Salah satu masalah yang dihadapi sidat adalah konstruksi awal bendungan listrik tenaga air Beauharnois dan Musa-Saunders, yang menghalangi migrasi ikan-ikan tersebut ke dan dari hulu sistem Sungai St Lawrence dan Danau Ontario. Bahkan seandainya pun seekor anak sidat, dengan bantuan tangga ikan, berhasil mencapai hulu sungai, ketika kemudian menuruni sungai ke hilir sebagai sidat dewasa, dia bisa saja tersedot ke dalam turbin pembangkit listrik bendungan. "Ada sidat yang berhasil keluar dengan kulit terkelupas, seperti kaus kaki yang dikelupas dari kaki," kata Doug Watts. Semakin besar sidat, semakin besar pula bahaya yang dihadapinya. Di Selandia Baru, tempat sidat sirip panjang (Anguilla dieffenbachii) tumbuh hingga sepanjang dua meter atau lebih, turbin bermakna kematian yang pasti.

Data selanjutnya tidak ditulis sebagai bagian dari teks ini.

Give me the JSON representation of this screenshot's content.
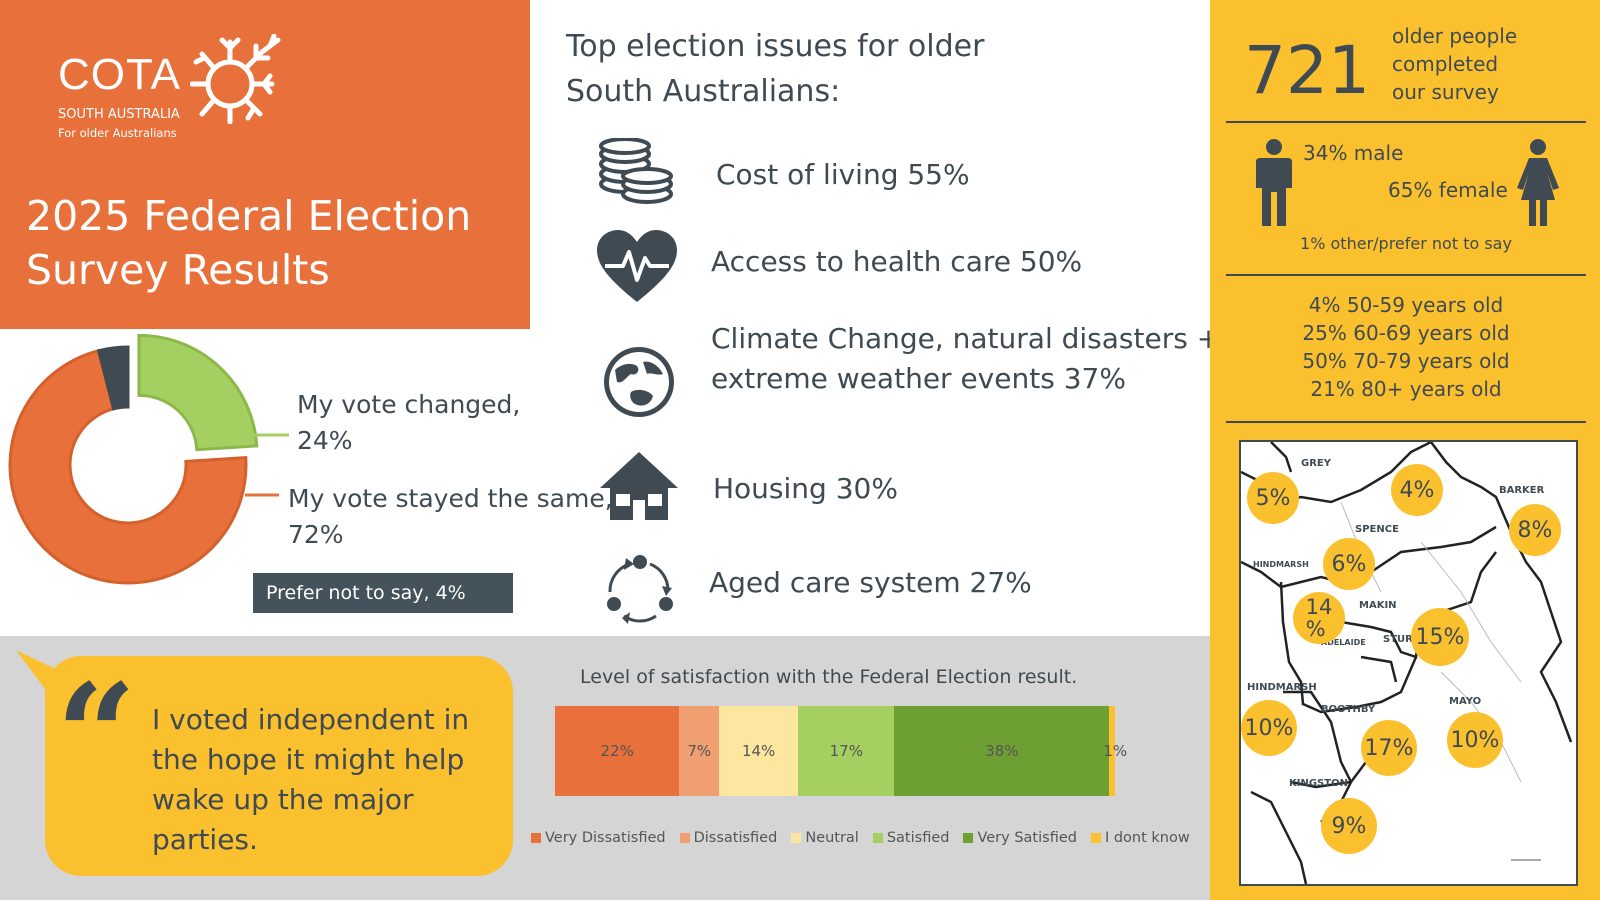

Pada Februari 2007, FWS mengumumkan dalam laporan sepanjang 30 halaman bahwa pencantuman sidat Amerika dalam Undang-Undang Spesies Terancam Punah "tidak diperlukan," antara lain karena sejumlah sidat ternyata menghabiskan seluruh hidup mereka di muara yang berair asin. "Temuan itu pada dasarnya menyatakan, sidat tidak membutuhkan habitat air tawar untuk bisa bertahan hidup," kata Watts, sambil mengangkat kedua tangannya dengan putus asa. "Ini seperti mengatakan, elang botak tidak perlu pohon untuk bersarang—elang botak bisa menggunakan tiang telepon." Karena sidat selalu bisa ditemukan di mana-mana dan jumlahnya berlimpah, kata Watts, tak seorang pun tampaknya percaya bahwa mereka bisa punah. "Itulah yang mereka katakan tentang ikan cod belum lama ini di tahun 1990-an, ketika jumlahnya merosot tajam. ‘Tidak mungkin kita bisa kehabisan ikan cod hanya dengan memancingnya—itu usul yang tidak masuk akal!’ begitu kata mereka.” Dia berhenti sejenak. "Kita hanya bisa melindungi binatang sampai batas tertentu sebelum akhirnya benar-benar punah."!break!